In this picture, data is poised to be a key determinant. As model size begins to approximate or even exceed the size of standard datasets (for instance, the 15B parameter ESM2 model surpasses the UniRef50 dataset on which it was trained!), the generation of more high-quality data becomes crucial. One company that I am excited about (no shares or conflicts of interest, rest assured) is Basecamp Research. Their team embarks on expeditions to remote locales (such as Antarctica and the Amazon), gathering samples and sequencing as many proteins as possible. Similar approaches, such as automated pipelines that can test the function and properties of thousands of proteins, will also be crucial to extract the maximum amount of power from the language models.
Yet undoubtedly the next significant leap in pLMs will come from the development of more sophisticated architectures that incorporate biological insights. Note that the success of language models to date largely hinges on scale: huge datasets, huge models, and huge computation time. Also huge financial investments. However, this trajectory of success is likely flattening out. While sufficiently deep pockets might one day train a 100B protein language model (for comparison, GPT-3 has 175B parameters), the pace of gathering more protein sequence data is unlikely to keep up.
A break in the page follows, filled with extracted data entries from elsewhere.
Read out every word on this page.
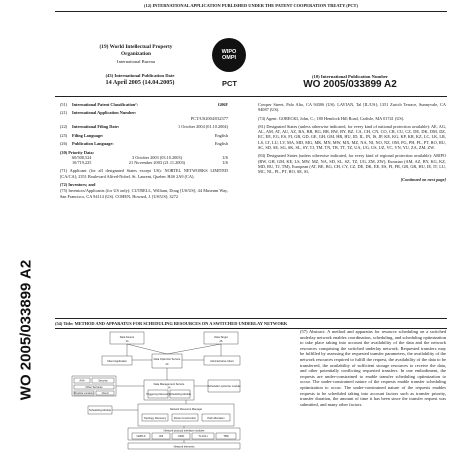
(12) INTERNATIONAL APPLICATION PUBLISHED UNDER THE PATENT COOPERATION TREATY (PCT)
(19) World Intellectual Property
Organization
International Bureau
WIPO
OMPI
(43) International Publication Date
14 April 2005 (14.04.2005)	PCT
(10) International Publication Number
WO 2005/033899 A2
(51)	International Patent Classification⁷:	G06F
(21)	International Application Number:
PCT/US2004/032377
(22)	International Filing Date:	1 October 2004 (01.10.2004)
(25)	Filing Language:	English
(26)	Publication Language:	English
(30) Priority Data:
60/508,524	3 October 2003 (03.10.2003)	US
10/719,225	21 November 2003 (21.11.2003)	US
(71) Applicant (for all designated States except US): NORTEL NETWORKS LIMITED [CA/CA]; 2351 Boulevard Alfred-Nobel, St. Laurent, Quebec H4S 2A9 (CA).
(72) Inventors; and
(75) Inventors/Applicants (for US only): CUTRELL, William, Doug [US/US]; 44 Museum Way, San Francisco, CA 94114 (US). COHEN, Howard, J. [US/US]; 3272
Cowper Street, Palo Alto, CA 94306 (US). LAVIAN, Tal [IL/US]; 1351 Zurich Terrace, Sunnyvale, CA 94087 (US).
(74) Agent: GORECKI, John, C.; 180 Hemlock Hill Road, Carlisle, MA 01741 (US).
(81) Designated States (unless otherwise indicated, for every kind of national protection available): AE, AG, AL, AM, AT, AU, AZ, BA, BB, BG, BR, BW, BY, BZ, CA, CH, CN, CO, CR, CU, CZ, DE, DK, DM, DZ, EC, EE, EG, ES, FI, GB, GD, GE, GH, GM, HR, HU, ID, IL, IN, IS, JP, KE, KG, KP, KR, KZ, LC, LK, LR, LS, LT, LU, LV, MA, MD, MG, MK, MN, MW, MX, MZ, NA, NI, NO, NZ, OM, PG, PH, PL, PT, RO, RU, SC, SD, SE, SG, SK, SL, SY, TJ, TM, TN, TR, TT, TZ, UA, UG, US, UZ, VC, VN, YU, ZA, ZM, ZW.
(84) Designated States (unless otherwise indicated, for every kind of regional protection available): ARIPO (BW, GH, GM, KE, LS, MW, MZ, NA, SD, SL, SZ, TZ, UG, ZM, ZW), Eurasian (AM, AZ, BY, KG, KZ, MD, RU, TJ, TM), European (AT, BE, BG, CH, CY, CZ, DE, DK, EE, ES, FI, FR, GB, GR, HU, IE, IT, LU, MC, NL, PL, PT, RO, SE, SI,
[Continued on next page]
(54) Title: METHOD AND APPARATUS FOR SCHEDULING RESOURCES ON A SWITCHED UNDERLAY NETWORK
WO 2005/033899 A2	Data Source
14
Data Target
26
Client Application
Data Optimizer Service
24
Administrative Client
AAA	Security
Other Services
Replica Location	Cloud
Data Management Service
24
Triggering Discovery Scheduling Module
Scheduler/ optimizer module
Scheduling Module	Network Resource Manager
Topology Discovery	Route Construction	Path Allocation
Network protocol interface modules
GMPLS	UNI	ODIN	TL1/CLI	TBD
Network elements
(57) Abstract: A method and apparatus for resource scheduling on a switched underlay network enables coordination, scheduling, and scheduling optimization to take place taking into account the availability of the data and the network resources comprising the switched underlay network. Requested transfers may be fulfilled by assessing the requested transfer parameters, the availability of the network resources required to fulfill the request, the availability of the data to be transferred, the availability of sufficient storage resources to receive the data, and other potentially conflicting requested transfers. In one embodiment, the requests are under-constrained to enable transfer scheduling optimization to occur. The under-constrained nature of the requests enable transfer scheduling optimization to occur. The under-constrained nature of the requests enables requests to be scheduled taking into account factors such as transfer priority, transfer duration, the amount of time it has been since the transfer request was submitted, and many other factors.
The only viable path forward is to embed biological insights directly into the models, thereby boosting their capacity to learn from data more efficiently. Clever design, incorporating both biological and AI insights, holds the key for the future of pLMs.
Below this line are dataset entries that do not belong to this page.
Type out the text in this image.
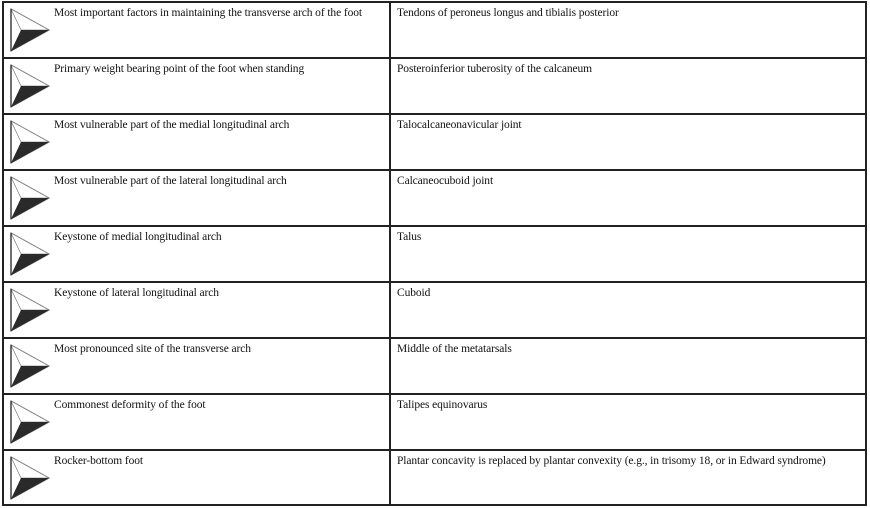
Most important factors in maintaining the transverse arch of the foot	Tendons of peroneus longus and tibialis posterior
Primary weight bearing point of the foot when standing	Posteroinferior tuberosity of the calcaneum
Most vulnerable part of the medial longitudinal arch	Talocalcaneonavicular joint
Most vulnerable part of the lateral longitudinal arch	Calcaneocuboid joint
Keystone of medial longitudinal arch	Talus
Keystone of lateral longitudinal arch	Cuboid
Most pronounced site of the transverse arch	Middle of the metatarsals
Commonest deformity of the foot	Talipes equinovarus
Rocker-bottom foot	Plantar concavity is replaced by plantar convexity (e.g., in trisomy 18, or in Edward syndrome)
Despite the promise, there are many open questions. What is the best way to integrate protein language models into more complex architectures? How do we make our data more informative? How do we make sure that the models are learning physics alongside biological relations? How do we make the models more interpretable? How do we make training more efficient? How do we find the best finetuning recipes? How do we… you get the gist, there is quite a lot to do in the field of protein language models, and I suspect we will only see more and more exciting advances in the coming few years.